The peso MXN=D2 is set to weaken 1.4 percent to 18.72 to the dollar in 12 months, according to the median of 19 forecasts of currency strategists and economists polled by Reuters.
That is still a stronger rate than the 19.00 per dollar consensus in last month’s poll, suggesting forecasters are convinced that the post-election rally was a structural change rather than a hiccup.
The peso jumped nearly 7 percent in July from over 20 to the dollar to around 18, boosted by Obrador’s assurance he would stick to an agenda of fiscal restraint and business-friendly policies.
The move showcased a sharp reversal in investors’ perceptions of Obrador, after concerns he could spearhead a nationalist swing drove the peso to underperform its peers for months.
In fact, 11 of the 16 forecasters who participated in both this month and last month’s polls revised their estimates to account for a stronger peso. One kept its forecast and only four predicted a weaker currency.
NORD/LB, which pursued the biggest revision among those polled, pinpointed Obrador’s defense of central bank independence, entrepreneurial freedom and the private sector as positive signs. Words of support from the powerful business lobby CCE also boded well for cooperation going forward, it said.
“There are evidently market participants in the FX segments who are counting on López Obrador perhaps making for change in Mexico after all,” NORD/LB analysts wrote in a report.
The brighter mood, though surely a change from recent months, did not come as much of a surprise for the most acute observers.
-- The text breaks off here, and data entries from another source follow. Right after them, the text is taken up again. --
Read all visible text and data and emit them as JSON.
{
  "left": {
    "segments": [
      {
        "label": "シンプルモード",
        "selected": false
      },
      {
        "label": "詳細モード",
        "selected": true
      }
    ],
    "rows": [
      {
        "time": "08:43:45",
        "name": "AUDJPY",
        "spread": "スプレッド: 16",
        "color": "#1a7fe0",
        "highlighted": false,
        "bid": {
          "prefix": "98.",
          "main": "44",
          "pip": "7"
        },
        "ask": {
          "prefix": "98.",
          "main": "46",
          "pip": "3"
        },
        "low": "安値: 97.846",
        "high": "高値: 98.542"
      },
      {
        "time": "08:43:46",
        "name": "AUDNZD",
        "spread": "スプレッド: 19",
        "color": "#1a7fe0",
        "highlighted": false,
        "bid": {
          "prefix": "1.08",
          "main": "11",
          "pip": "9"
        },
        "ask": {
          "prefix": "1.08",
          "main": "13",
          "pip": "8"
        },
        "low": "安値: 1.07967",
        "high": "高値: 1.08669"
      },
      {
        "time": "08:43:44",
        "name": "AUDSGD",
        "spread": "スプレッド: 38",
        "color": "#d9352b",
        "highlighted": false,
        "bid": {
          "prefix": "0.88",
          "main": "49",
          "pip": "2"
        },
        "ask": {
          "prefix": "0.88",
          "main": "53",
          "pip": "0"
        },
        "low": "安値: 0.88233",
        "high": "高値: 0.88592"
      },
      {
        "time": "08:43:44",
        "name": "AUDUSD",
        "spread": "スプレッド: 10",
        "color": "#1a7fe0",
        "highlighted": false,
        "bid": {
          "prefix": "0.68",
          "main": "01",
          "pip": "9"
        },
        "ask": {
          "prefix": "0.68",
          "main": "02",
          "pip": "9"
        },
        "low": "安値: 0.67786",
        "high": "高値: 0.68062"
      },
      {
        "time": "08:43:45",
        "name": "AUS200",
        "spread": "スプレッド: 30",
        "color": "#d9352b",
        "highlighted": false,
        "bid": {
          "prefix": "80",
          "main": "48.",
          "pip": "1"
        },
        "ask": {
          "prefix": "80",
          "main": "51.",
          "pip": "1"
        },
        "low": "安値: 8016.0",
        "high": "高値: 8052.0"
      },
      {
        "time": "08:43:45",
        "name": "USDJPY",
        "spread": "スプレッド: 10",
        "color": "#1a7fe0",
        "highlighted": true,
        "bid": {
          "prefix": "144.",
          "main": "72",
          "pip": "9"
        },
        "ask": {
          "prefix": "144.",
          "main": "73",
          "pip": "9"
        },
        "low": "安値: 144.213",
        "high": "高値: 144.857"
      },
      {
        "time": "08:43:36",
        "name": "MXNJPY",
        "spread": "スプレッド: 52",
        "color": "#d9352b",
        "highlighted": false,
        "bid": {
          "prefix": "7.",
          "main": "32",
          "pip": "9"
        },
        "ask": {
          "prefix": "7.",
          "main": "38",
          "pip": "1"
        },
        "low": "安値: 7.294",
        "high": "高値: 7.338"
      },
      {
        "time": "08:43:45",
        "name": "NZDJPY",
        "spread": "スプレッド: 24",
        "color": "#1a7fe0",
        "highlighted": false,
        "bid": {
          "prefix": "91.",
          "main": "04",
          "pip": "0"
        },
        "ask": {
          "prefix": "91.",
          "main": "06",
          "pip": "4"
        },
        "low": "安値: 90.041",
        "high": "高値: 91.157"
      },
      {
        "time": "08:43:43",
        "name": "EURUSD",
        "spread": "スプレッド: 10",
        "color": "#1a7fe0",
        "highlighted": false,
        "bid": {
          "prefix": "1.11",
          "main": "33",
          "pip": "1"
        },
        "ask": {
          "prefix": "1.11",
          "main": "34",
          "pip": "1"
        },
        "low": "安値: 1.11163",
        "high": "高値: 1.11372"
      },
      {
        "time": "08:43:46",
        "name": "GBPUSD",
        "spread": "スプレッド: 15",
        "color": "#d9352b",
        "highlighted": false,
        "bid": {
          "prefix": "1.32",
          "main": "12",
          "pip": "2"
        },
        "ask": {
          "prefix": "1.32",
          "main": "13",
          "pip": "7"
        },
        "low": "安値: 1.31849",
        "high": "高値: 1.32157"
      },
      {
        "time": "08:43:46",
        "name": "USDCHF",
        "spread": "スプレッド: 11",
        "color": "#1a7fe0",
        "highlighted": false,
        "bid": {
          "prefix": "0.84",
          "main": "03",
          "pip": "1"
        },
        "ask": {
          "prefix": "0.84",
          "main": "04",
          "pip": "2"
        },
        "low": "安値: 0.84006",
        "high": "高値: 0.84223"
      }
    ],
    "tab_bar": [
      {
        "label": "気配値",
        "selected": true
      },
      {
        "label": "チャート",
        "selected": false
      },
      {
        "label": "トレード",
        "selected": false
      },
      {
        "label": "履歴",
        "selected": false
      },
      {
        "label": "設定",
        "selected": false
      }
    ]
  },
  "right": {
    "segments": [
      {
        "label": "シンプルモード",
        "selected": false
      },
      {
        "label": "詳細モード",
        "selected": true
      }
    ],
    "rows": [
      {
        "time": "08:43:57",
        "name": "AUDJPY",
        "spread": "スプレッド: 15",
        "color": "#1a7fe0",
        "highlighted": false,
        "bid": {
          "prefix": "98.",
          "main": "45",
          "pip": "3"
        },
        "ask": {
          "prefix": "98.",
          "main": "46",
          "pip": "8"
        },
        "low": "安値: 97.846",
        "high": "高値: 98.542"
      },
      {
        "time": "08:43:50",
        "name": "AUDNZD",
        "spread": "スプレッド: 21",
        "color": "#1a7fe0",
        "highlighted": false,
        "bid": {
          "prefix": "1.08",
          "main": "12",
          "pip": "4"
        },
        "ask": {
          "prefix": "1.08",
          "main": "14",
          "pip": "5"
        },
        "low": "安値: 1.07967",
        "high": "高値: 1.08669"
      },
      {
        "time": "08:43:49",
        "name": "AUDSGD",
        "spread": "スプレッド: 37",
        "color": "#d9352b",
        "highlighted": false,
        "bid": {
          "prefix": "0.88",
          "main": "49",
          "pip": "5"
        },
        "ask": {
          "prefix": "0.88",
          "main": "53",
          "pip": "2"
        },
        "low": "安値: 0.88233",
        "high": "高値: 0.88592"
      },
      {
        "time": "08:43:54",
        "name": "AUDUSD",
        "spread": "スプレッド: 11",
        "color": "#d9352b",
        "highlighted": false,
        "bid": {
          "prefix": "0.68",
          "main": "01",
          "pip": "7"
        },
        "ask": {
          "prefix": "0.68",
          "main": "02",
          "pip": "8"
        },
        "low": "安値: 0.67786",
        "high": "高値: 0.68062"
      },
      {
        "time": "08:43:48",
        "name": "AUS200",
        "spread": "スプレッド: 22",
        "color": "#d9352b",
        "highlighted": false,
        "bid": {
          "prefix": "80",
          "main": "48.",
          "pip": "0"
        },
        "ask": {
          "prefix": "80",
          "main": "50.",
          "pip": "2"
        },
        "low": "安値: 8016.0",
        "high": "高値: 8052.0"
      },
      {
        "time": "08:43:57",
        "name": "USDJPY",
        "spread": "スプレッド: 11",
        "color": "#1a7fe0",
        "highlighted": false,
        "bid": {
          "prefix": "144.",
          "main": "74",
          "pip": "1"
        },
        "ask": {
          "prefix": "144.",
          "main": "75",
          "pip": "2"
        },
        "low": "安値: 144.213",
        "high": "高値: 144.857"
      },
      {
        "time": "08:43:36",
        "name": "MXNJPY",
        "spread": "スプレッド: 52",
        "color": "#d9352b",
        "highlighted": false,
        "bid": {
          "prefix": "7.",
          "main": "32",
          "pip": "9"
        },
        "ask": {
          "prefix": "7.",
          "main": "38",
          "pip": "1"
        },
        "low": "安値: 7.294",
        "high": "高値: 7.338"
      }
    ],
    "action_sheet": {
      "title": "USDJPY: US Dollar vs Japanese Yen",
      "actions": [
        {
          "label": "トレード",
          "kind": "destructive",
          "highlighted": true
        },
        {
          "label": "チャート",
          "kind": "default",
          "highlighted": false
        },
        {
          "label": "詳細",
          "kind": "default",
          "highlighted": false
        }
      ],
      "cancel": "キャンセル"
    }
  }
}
As early as January, Grupo Banorte, which topped Reuters’ ranking of forecasters covering the Mexican peso in 2017, had predicted a bounceback in the peso following the vote.
“Regardless of who wins the 2018 elections, we should observe a relief rally in the peso as investors will acknowledge that macroeconomic stability will prevail given the strength of institutions and the counterweight of Congress,” Banorte’s head strategist for fixed-income and FX Alejandro Padilla told Reuters then.
The improved outlook for the Mexican peso represented the only major change between this month and last month for the six Latin American currencies covered by Reuters polls.
The Brazilian real BRBY, for instance, is expected to strengthen 4.6 percent in 12 months to 3.60 to the dollar, the same rate predicted in July’s survey.
Still, not all observers are convinced the Mexican FX market will sail smoothly from now on, particularly as thorny negotiations between Mexico, United States and Canada on trade drag on.
“The currency still screens as undervalued... but the path from here is likely to be more volatile and gradual,” Goldman Sachs strategists wrote in a report.
Talks around updating the North American Free Trade Agreement have shown some signs of progress as of late, with Mexican officials expecting to soon overcome key stumbling blocks standing in the way of a new deal.
Yet the negotiations have repeatedly defied optimists and extended for a lot longer than originally expected, suggesting any predictions should be taken with a grain of salt.